It's raining, so I decided to sit up at the bar and grab a whiskey and coke and relive what just happened only a few hours ago - a few minutes ago.
The night started unfortunate, as learning that The Builders and the Butchers would not be performing for the evening. Sure, this seemed to mean longer sets by both Thrice and Brand New, but I can't say enough good things about this band, and my excitement to be able to seem them. The best way to describe their music is that it sounds like a sinister, southern version of The Decemberists.
Thirce's tour manager Damon Atkinson said Builders are not off the tour, but simply fixing van problems, and hope to be at the next show in Tulsa, Oklahoma.
That aside, Thrice took the stage to blue backing lights and "All the World is Mad." Their first set of the tour, it was a solid mix of songs, mostly weighted in Beggars material. The band played "The Arsonist," for which they said they've only tried once before - maybe - and cuts from Vheissu ("Like Months to Flame" "Of Dust and Nations"). The band played their cover of "Helter Skelter." To be honest, it's a toss up between them and seeing Portugal. The Man's live off-the-cuff version, but I'll keep my mouth tight as too which I liked more live...it was a close race, I'll say that. The band ended with "Beggars," which may just be one of the best songs the band has ever created. On every level - energy, feel, lyrics, etc. - it is a winner.
Brand New took the stage to low lights, and with about an hour and half ahead of them. With a small intro, the band crept their way into "You Won't Know," everyone sharp and energetic.

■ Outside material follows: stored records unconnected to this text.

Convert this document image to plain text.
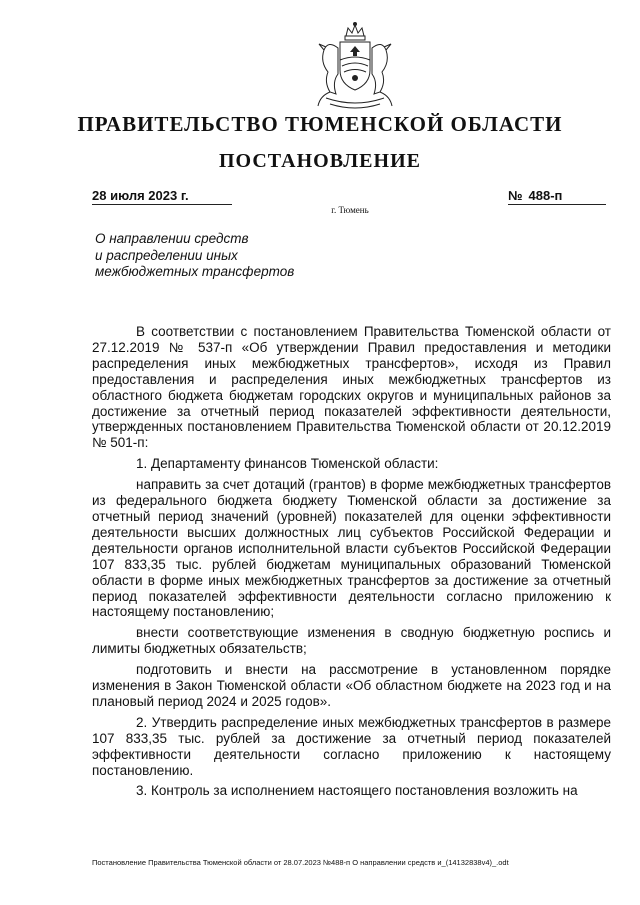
ПРАВИТЕЛЬСТВО ТЮМЕНСКОЙ ОБЛАСТИ
ПОСТАНОВЛЕНИЕ
28 июля 2023 г.	№ 488-п
г. Тюмень
О направлении средств
и распределении иных
межбюджетных трансфертов

В соответствии с постановлением Правительства Тюменской области от 27.12.2019 № 537-п «Об утверждении Правил предоставления и методики распределения иных межбюджетных трансфертов», исходя из Правил предоставления и распределения иных межбюджетных трансфертов из областного бюджета бюджетам городских округов и муниципальных районов за достижение за отчетный период показателей эффективности деятельности, утвержденных постановлением Правительства Тюменской области от 20.12.2019 № 501-п:

1. Департаменту финансов Тюменской области:

направить за счет дотаций (грантов) в форме межбюджетных трансфертов из федерального бюджета бюджету Тюменской области за достижение за отчетный период значений (уровней) показателей для оценки эффективности деятельности высших должностных лиц субъектов Российской Федерации и деятельности органов исполнительной власти субъектов Российской Федерации 107 833,35 тыс. рублей бюджетам муниципальных образований Тюменской области в форме иных межбюджетных трансфертов за достижение за отчетный период показателей эффективности деятельности согласно приложению к настоящему постановлению;

внести соответствующие изменения в сводную бюджетную роспись и лимиты бюджетных обязательств;

подготовить и внести на рассмотрение в установленном порядке изменения в Закон Тюменской области «Об областном бюджете на 2023 год и на плановый период 2024 и 2025 годов».

2. Утвердить распределение иных межбюджетных трансфертов в размере 107 833,35 тыс. рублей за достижение за отчетный период показателей эффективности деятельности согласно приложению к настоящему постановлению.

3. Контроль за исполнением настоящего постановления возложить на

Постановление Правительства Тюменской области от 28.07.2023 №488-п О направлении средств и_(14132838v4)_.odt
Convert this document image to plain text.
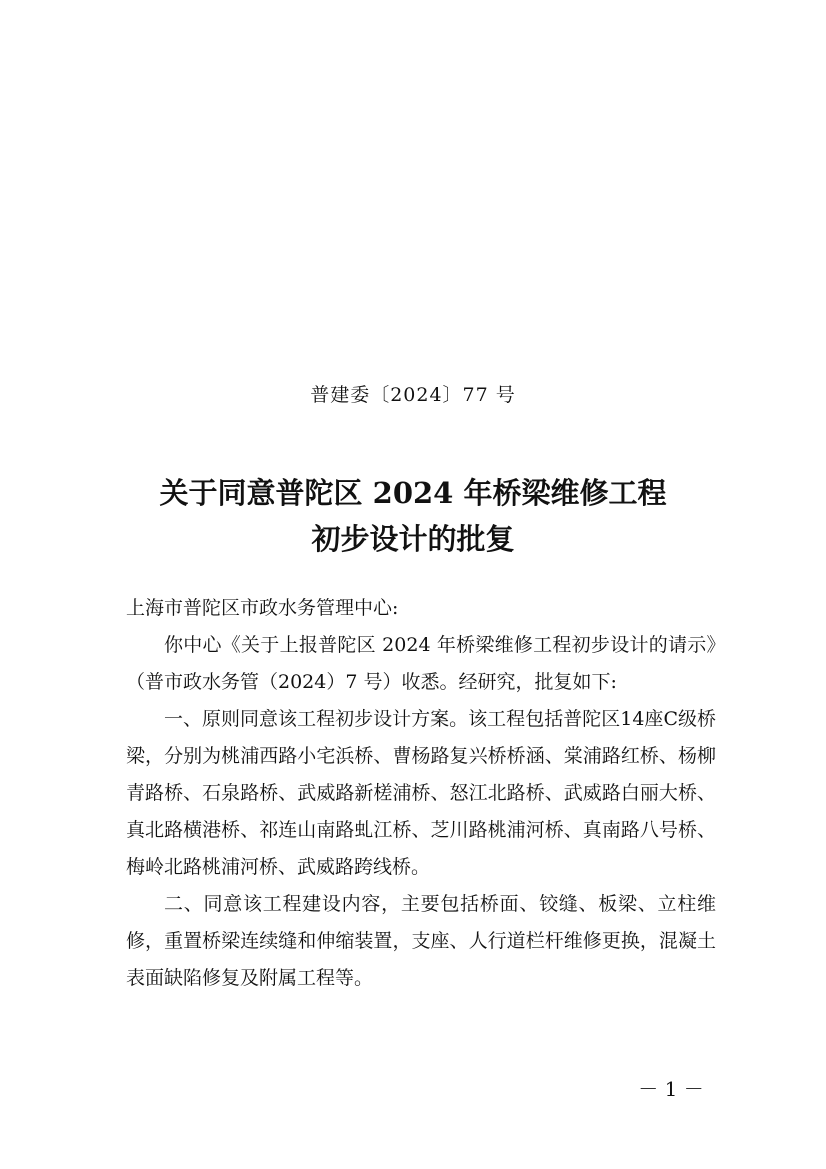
普建委〔2024〕77 号
关于同意普陀区 2024 年桥梁维修工程
初步设计的批复

上海市普陀区市政水务管理中心:

你中心《关于上报普陀区 2024 年桥梁维修工程初步设计的请示》（普市政水务管（2024）7 号）收悉。经研究，批复如下:

一、原则同意该工程初步设计方案。该工程包括普陀区14座C级桥梁，分别为桃浦西路小宅浜桥、曹杨路复兴桥桥涵、棠浦路红桥、杨柳青路桥、石泉路桥、武威路新槎浦桥、怒江北路桥、武威路白丽大桥、真北路横港桥、祁连山南路虬江桥、芝川路桃浦河桥、真南路八号桥、梅岭北路桃浦河桥、武威路跨线桥。

二、同意该工程建设内容，主要包括桥面、铰缝、板梁、立柱维修，重置桥梁连续缝和伸缩装置，支座、人行道栏杆维修更换，混凝土表面缺陷修复及附属工程等。

－ 1 －
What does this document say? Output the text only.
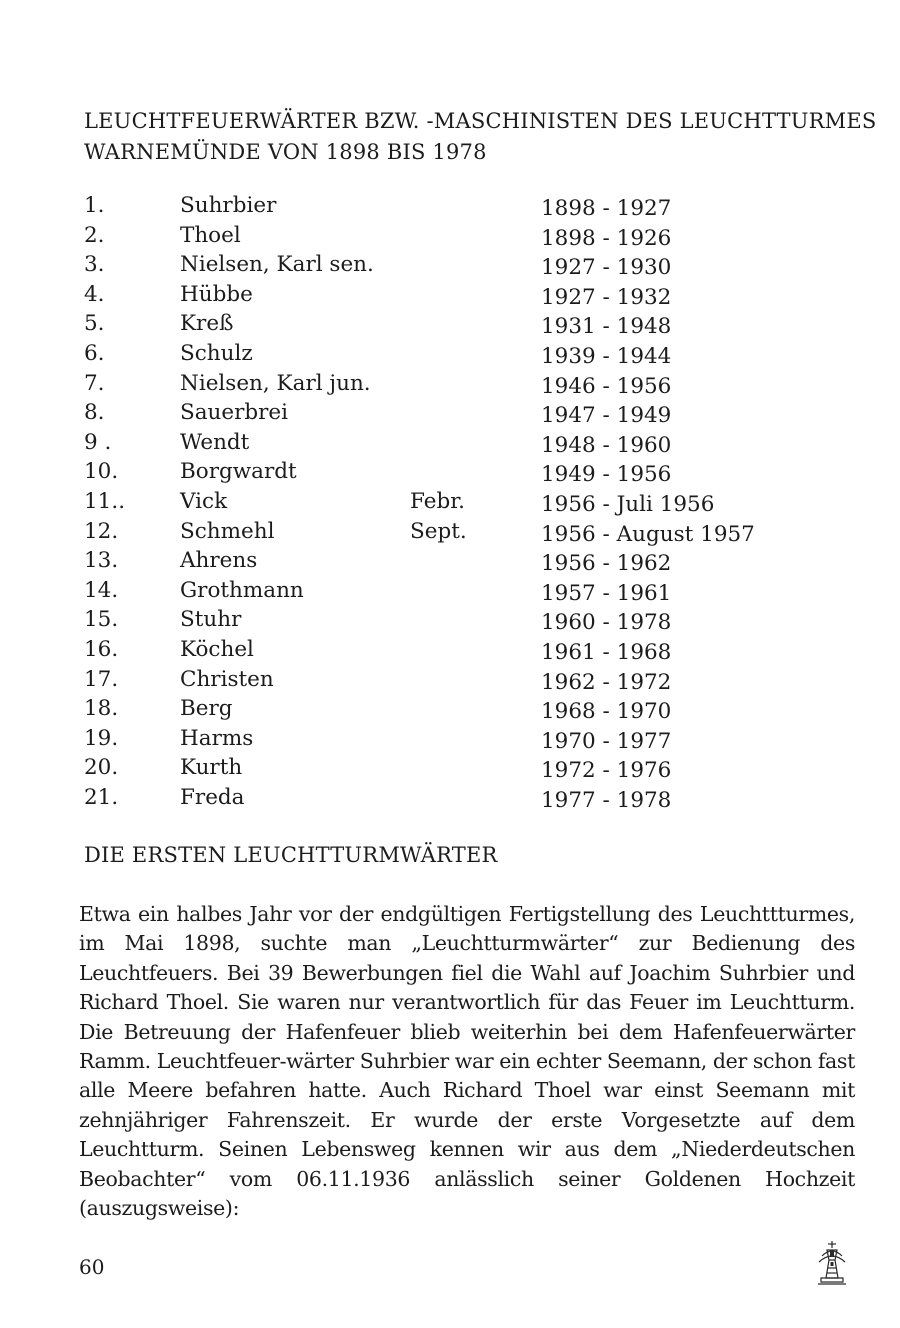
LEUCHTFEUERWÄRTER BZW. -MASCHINISTEN DES LEUCHTTURMES
WARNEMÜNDE VON 1898 BIS 1978
1.	Suhrbier	1898 - 1927
2.	Thoel	1898 - 1926
3.	Nielsen, Karl sen.	1927 - 1930
4.	Hübbe	1927 - 1932
5.	Kreß	1931 - 1948
6.	Schulz	1939 - 1944
7.	Nielsen, Karl jun.	1946 - 1956
8.	Sauerbrei	1947 - 1949
9 .	Wendt	1948 - 1960
10.	Borgwardt	1949 - 1956
11..	Vick	Febr.	1956 - Juli 1956
12.	Schmehl	Sept.	1956 - August 1957
13.	Ahrens	1956 - 1962
14.	Grothmann	1957 - 1961
15.	Stuhr	1960 - 1978
16.	Köchel	1961 - 1968
17.	Christen	1962 - 1972
18.	Berg	1968 - 1970
19.	Harms	1970 - 1977
20.	Kurth	1972 - 1976
21.	Freda	1977 - 1978
DIE ERSTEN LEUCHTTURMWÄRTER

Etwa ein halbes Jahr vor der endgültigen Fertigstellung des Leuchttturmes, im Mai 1898, suchte man „Leuchtturmwärter“ zur Bedienung des Leuchtfeuers. Bei 39 Bewerbungen fiel die Wahl auf Joachim Suhrbier und Richard Thoel. Sie waren nur verantwortlich für das Feuer im Leuchtturm. Die Betreuung der Hafenfeuer blieb weiterhin bei dem Hafenfeuerwärter Ramm. Leuchtfeuer-wärter Suhrbier war ein echter Seemann, der schon fast alle Meere befahren hatte. Auch Richard Thoel war einst Seemann mit zehnjähriger Fahrenszeit. Er wurde der erste Vorgesetzte auf dem Leuchtturm. Seinen Lebensweg kennen wir aus dem „Niederdeutschen Beobachter“ vom 06.11.1936 anlässlich seiner Goldenen Hochzeit (auszugsweise):

60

Playing into earlier hits ("Degausser" "I Believe You, But My Tommy Gun Don't" and "The No Seatbelt Song"), the band sound like they were deconstructing their previous works in a devious way: frontman Jesse Lacey creating guitar bursts and feedback during the bridge to "Sic Transit Gloria...Glory Fades" to the heavy ending of "The No Seatbelt Song," either the band was having fun over boredom of their older songs, are they were meticulously deconstructing what they created. Another laugh amongst the band was held when Lacey seemed to purposely drag on his part of the "Jesus" outro. Guitarist Vin Accardi thought this was hilarious.
The band launched into "Vices," guitarist Derrick Sherman rattling his guitar against his amp while violently shaking the amp against his stomach. Lacey then sang something to start "Gasoline," but launched into it thereafter, drummer Brian Lane and bassist Garrett Tierney steady on rhythm.
The night ended with Lacey, guitar, and an Indian-style sitting Accardi backing vocals on "Play Crack the Sky." That was it. No encore.
Though I missed As Tall As Lions play an off show over at Stubb's just hours later, I would say the show I saw was great. Two bands I have the utmost respect for as musicians: one who continue to challenge themselves and their fans, and one who continue to devilishly deconstruct themselves and give their fans something new every show, whether those fans like it or not.